Ну же, давай. Иди сюда, засыпь тупыми вопросами и убирайся к чертям!
— Что тут особенного? Я-то вам для чего?
Он клюнул. Вскинул подбородок и черным болидом вспорол собою пространство. В считанные секунды оказался рядом. Показалось, что он пытается ухватиться за ворот моего пальто.
— Не просто девчонку! — негромко, но с особенной злостью прорычал капитан мне в лицо. Я прикусил кончик языка; теплая плоть вздыбилась внутри рта, ткнулась беспомощно в напряженную щеку.
— Ты ничего не знаешь! — продолжал рычать полицейский, вращая глазами. — И понятия не имеешь!
— А может, — выдавил я сквозь пульсацию боли во рту, — это ты ничего не имеешь?
Он все-таки схватил меня за ворот и грубо поволок к машине. Мои ноги едва касались заснеженного шоссе.

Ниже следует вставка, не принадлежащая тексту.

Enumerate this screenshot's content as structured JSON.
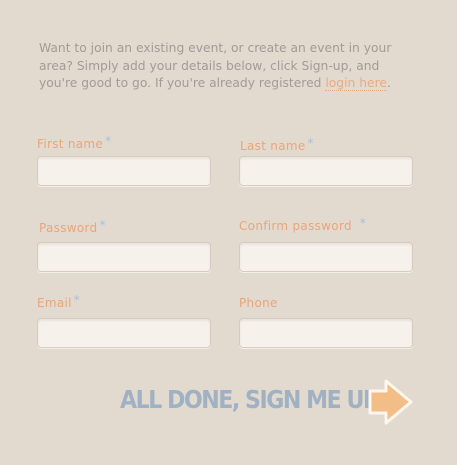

— Послушай внимательно! Это не игра, дурачина несчастная. Речь идет о войне на самом высоком уровне, и если тебе хоть что-то известно, то в твоих интересах сейчас же мне все рассказать! Что ты знаешь?! Ты ведь что-то знаешь, ты был там, общался с этим уродом, он ведь что-то тебе говорил; с какой стати он устроил перед тобой этот порноспектакль?!

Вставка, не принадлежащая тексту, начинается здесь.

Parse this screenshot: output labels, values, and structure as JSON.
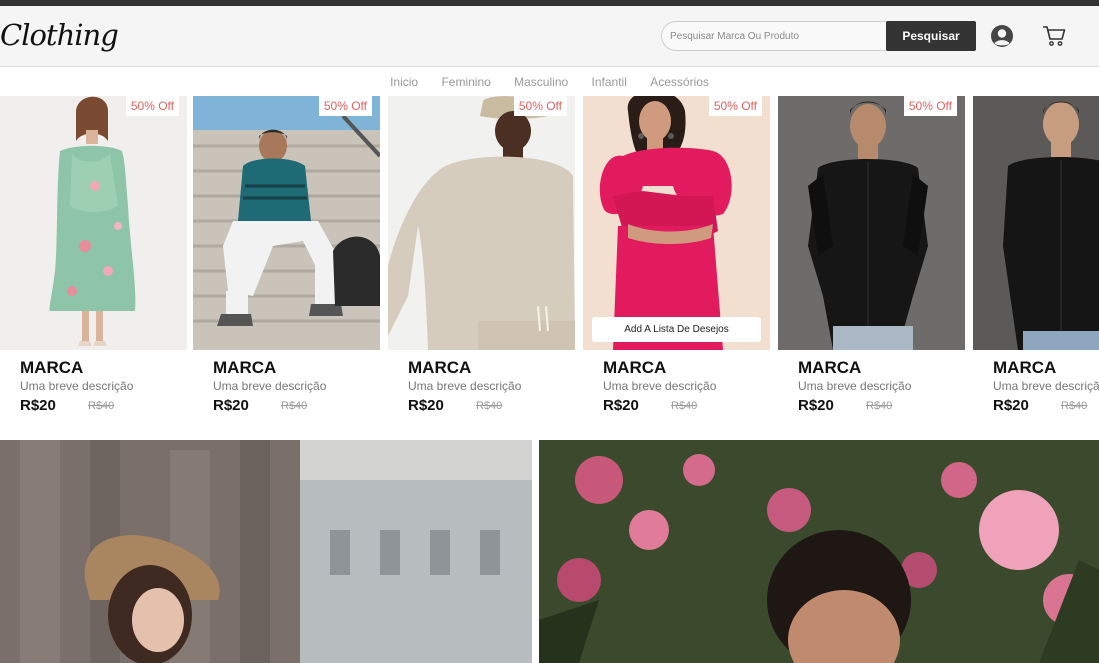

— Завидуешь? Давненько же ты не тра… — успел ввернуть я, прежде чем Моравский положил на мое лицо свою огромную, воняющую табаком ладонь, зажимая рот.

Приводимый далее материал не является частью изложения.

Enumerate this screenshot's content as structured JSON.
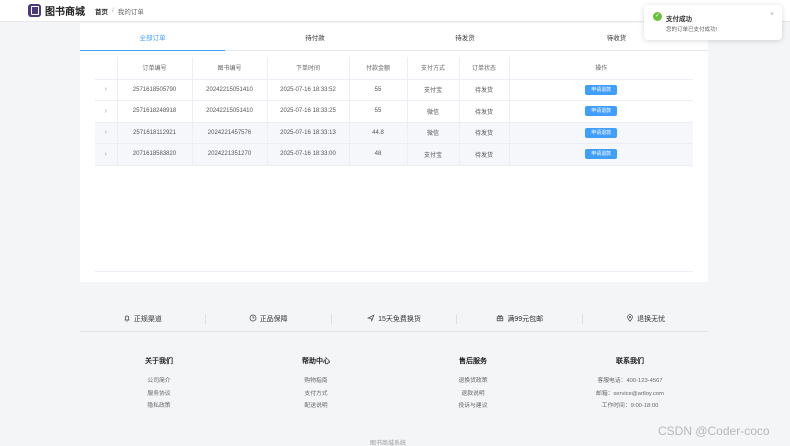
{
  "header": {
    "app_name": "图书商城",
    "breadcrumb_home": "首页",
    "breadcrumb_sep": "/",
    "breadcrumb_current": "我的订单"
  },
  "tabs": [
    "全部订单",
    "待付款",
    "待发货",
    "待收货"
  ],
  "columns": [
    "订单编号",
    "图书编号",
    "下单时间",
    "付款金额",
    "支付方式",
    "订单状态",
    "操作"
  ],
  "orders": [
    {
      "order_no": "2571618505790",
      "book_no": "20242215051410",
      "time": "2025-07-16 18:33:52",
      "amount": "55",
      "pay": "支付宝",
      "status": "待发货",
      "action": "申请退款"
    },
    {
      "order_no": "2571618248918",
      "book_no": "20242215051410",
      "time": "2025-07-16 18:33:25",
      "amount": "55",
      "pay": "微信",
      "status": "待发货",
      "action": "申请退款"
    },
    {
      "order_no": "2571618112921",
      "book_no": "2024221457576",
      "time": "2025-07-16 18:33:13",
      "amount": "44.8",
      "pay": "微信",
      "status": "待发货",
      "action": "申请退款"
    },
    {
      "order_no": "2071618583820",
      "book_no": "2024221351270",
      "time": "2025-07-16 18:33:00",
      "amount": "48",
      "pay": "支付宝",
      "status": "待发货",
      "action": "申请退款"
    }
  ],
  "features": [
    {
      "icon": "bell-icon",
      "label": "正规渠道"
    },
    {
      "icon": "clock-icon",
      "label": "正品保障"
    },
    {
      "icon": "send-icon",
      "label": "15天免费换货"
    },
    {
      "icon": "gift-icon",
      "label": "满99元包邮"
    },
    {
      "icon": "location-icon",
      "label": "退换无忧"
    }
  ],
  "footer": {
    "about": {
      "title": "关于我们",
      "links": [
        "公司简介",
        "服务协议",
        "隐私政策"
      ]
    },
    "help": {
      "title": "帮助中心",
      "links": [
        "购物指南",
        "支付方式",
        "配送说明"
      ]
    },
    "after": {
      "title": "售后服务",
      "links": [
        "退换货政策",
        "退款说明",
        "投诉与建议"
      ]
    },
    "contact": {
      "title": "联系我们",
      "links": [
        "客服电话：400-123-4567",
        "邮箱：service@artloy.com",
        "工作时间：9:00-18:00"
      ]
    },
    "bottom_text": "图书商城系统"
  },
  "toast": {
    "title": "支付成功",
    "message": "您的订单已支付成功!",
    "close": "×"
  },
  "watermark": "CSDN @Coder-coco",
  "colors": {
    "primary": "#409eff",
    "success": "#67c23a",
    "brand": "#4a3a7a"
  }
}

— Ты бы думал, что и кому говоришь…
Захихикал — противно и тоненько. Горячий воздух влажными капельками опутал ладонь Моравского.
— Смешно тебе, сукин сын? — прошипел он, крепче вдавливая ладонь в мои губы. Я просунул язык между пальцами, заставляя капитана одернуть руку. С отвращением отерев о куртку ладонь, он разжал хватку, позволяя мне вновь ощутить земную твердь.
— Ты меня лизнул, — осоловело констатировал капитан.
— Послушай, Антошенька, — ощерился я. — Послушай-ка…
Ноги подкосились. Моравский поймал меня, ухватив за плечи, облокотил о капот «Форда». С подобием жалости окинул взглядом мою фигуру.
— Ну, я слушаю, Глебушка!..
Оскал не сходил с лица. Клыки выпирали из-под верхней губы, скрипели о резцы. Я походил то ли на юродивого, то ли на нестрашного монстра.
— А ведь это я их убил.
— Чего-о? — протянул Моравский, презрительно щурясь. — Кого ты мог убить, дурень?
— Давида и Анну. На записи отлично все видно. Ты ее вообще смотрел?
Капитан опешил на миг, затем сокрушенно закачал головой.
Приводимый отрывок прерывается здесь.